VERNESA HARPER: My role is dedicated to keeping you and your firm aware of fraud and cybersecurity threats that you may encounter. Today, I want to bring attention to a common fraud scheme impacting advisors and clients, business email compromise, which is also known as email account compromise. Scammers know that you and your clients rely on email to conduct business, which is the same reason that email is the number one gateway to cybercrime.
This scheme is carried out when a fraudster compromises a legitimate business or personal email account through social engineering or computer intrusion techniques, malware, for example, to request unauthorized transfers of funds.
Once the fraudster has access to the client's email account, they will search to see if the client has a relationship with an advisor. Fraudsters will piggyback on an existing email conversation between the advisor and the real client a request to send an outgoing transaction to an account that the fraudster controls.
One of the tricks that sophisticated fraudsters use is spoofing the client's email address, which happens when they create a new account that looks very similar to the client's real email address. Then the fraudster sends an email from this new email address to the advisor posing as their client to request an outgoing fraudulent transaction.
We've also seen fraudsters leverage a relationship between a client and some third party.
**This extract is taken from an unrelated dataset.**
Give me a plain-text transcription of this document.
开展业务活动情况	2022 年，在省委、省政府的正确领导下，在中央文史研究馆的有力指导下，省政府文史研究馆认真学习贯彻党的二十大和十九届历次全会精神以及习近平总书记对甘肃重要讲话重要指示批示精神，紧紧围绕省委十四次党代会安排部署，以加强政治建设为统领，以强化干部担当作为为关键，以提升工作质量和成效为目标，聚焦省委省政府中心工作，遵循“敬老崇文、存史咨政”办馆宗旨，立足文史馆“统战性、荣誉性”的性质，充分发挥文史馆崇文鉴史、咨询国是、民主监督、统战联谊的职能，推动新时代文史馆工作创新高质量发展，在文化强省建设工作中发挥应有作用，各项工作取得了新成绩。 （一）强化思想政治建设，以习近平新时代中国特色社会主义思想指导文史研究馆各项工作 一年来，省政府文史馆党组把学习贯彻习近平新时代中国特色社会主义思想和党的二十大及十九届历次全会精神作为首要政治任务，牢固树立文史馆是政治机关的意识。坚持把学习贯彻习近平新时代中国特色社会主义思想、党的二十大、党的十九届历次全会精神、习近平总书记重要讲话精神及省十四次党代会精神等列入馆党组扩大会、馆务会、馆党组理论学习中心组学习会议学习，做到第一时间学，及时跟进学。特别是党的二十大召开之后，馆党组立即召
The end goal is to get the advisor to facilitate a fraudulent outgoing transfer from the client's account. Let's look at some red flags to watch out for.
The first red flag is a spoofed email address. As mentioned earlier, the fraudster will create an email address that looks very similar to the client's real email address.
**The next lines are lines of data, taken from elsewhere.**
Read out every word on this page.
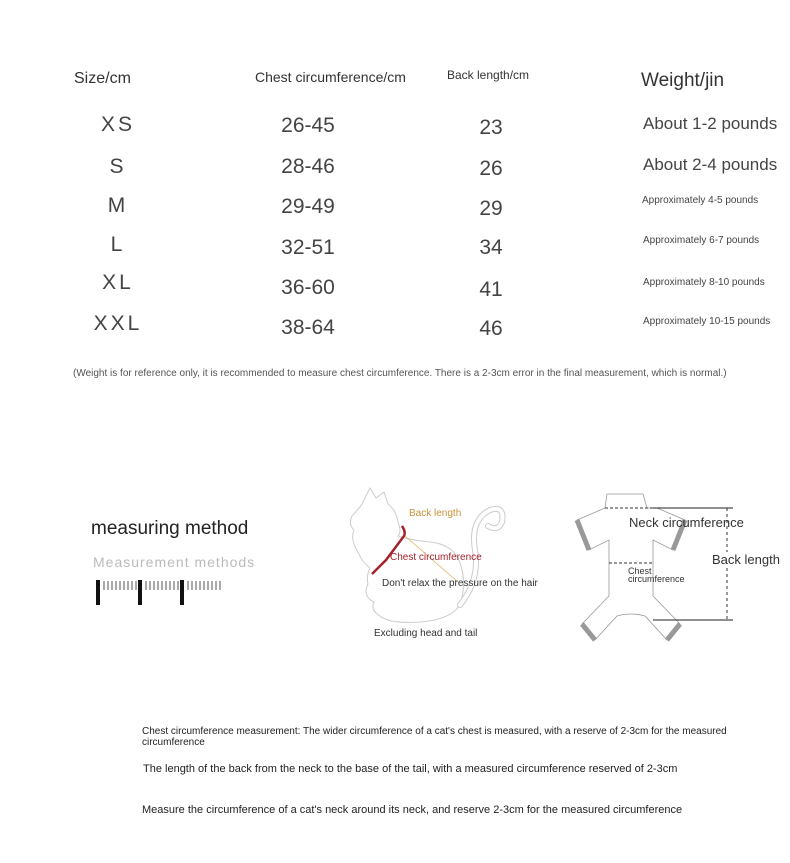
Size/cm	Chest circumference/cm	Back length/cm	Weight/jin
XS	26-45	23	About 1-2 pounds
S	28-46	26	About 2-4 pounds
M	29-49	29	Approximately 4-5 pounds
L	32-51	34	Approximately 6-7 pounds
XL	36-60	41	Approximately 8-10 pounds
XXL	38-64	46	Approximately 10-15 pounds
(Weight is for reference only, it is recommended to measure chest circumference. There is a 2-3cm error in the final measurement, which is normal.)
measuring method
Measurement methods
Back length
Chest circumference
Don't relax the pressure on the hair
Excluding head and tail
Neck circumference
Back length
Chest
circumference
Chest circumference measurement: The wider circumference of a cat's chest is measured, with a reserve of 2-3cm for the measured circumference
The length of the back from the neck to the base of the tail, with a measured circumference reserved of 2-3cm
Measure the circumference of a cat's neck around its neck, and reserve 2-3cm for the measured circumference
The second red flag is fraudsters will piggyback on existing email communications with the advisor. Look for an abrupt change in the email tone.
The third red flag is creating a sense of urgency. Every email request from a fraudster is supposedly urgent, and fraudsters will try to play on the advisor's emotions to get them to act quickly.
The fourth red flag is inconsistent grammar or spelling errors.
The fifth red flag is attempting to limit communication to email. The fraudster will come up with reasons as to why they're unable to get on the phone with you to verbally verify the request, using the excuse that they only have access to their email.
The sixth red flag, the money movement instructions are sent in an email followed by a new set of instructions that are sent by the fraudster.
And the seventh and last red flag is the transaction is rejected by the receiving bank.
Schwab requires advisors to call clients to verbally verify the details of all money movement instructions, especially email, before sending the instructions to Schwab. Fraudsters succeed in their schemes when an advisor acts on fraudulent money movement instructions without verbally verifying them with their client, resulting in a successful email compromise fraud incident.
The Schwab Security Guarantee doesn't cover fraud loss when the money movement activity is facilitated by the advisor. In these cases, the advisor is liable for the loss in their client's account.
The verbal verification is not just a Schwab requirement, but most insurance companies require it, as well.
Let's talk about how you can protect your firm and your client assets. Assume the email is fraud until you can prove that it's not. Look for spoofed email addresses. Avoid sharing confidential information in an email. Verbally verify all money movement instructions received in an email with your client. Encourage your clients to utilize two-factor authentication, which is an added layer of security for email accounts. And, lastly, utilize the eAuthorization channel, which is the fastest and safest way to move money in your client's account.
If your client becomes the victim of the email account compromise scheme, please contact Schwab immediately and we will reach out to the receiving firm to recall the funds.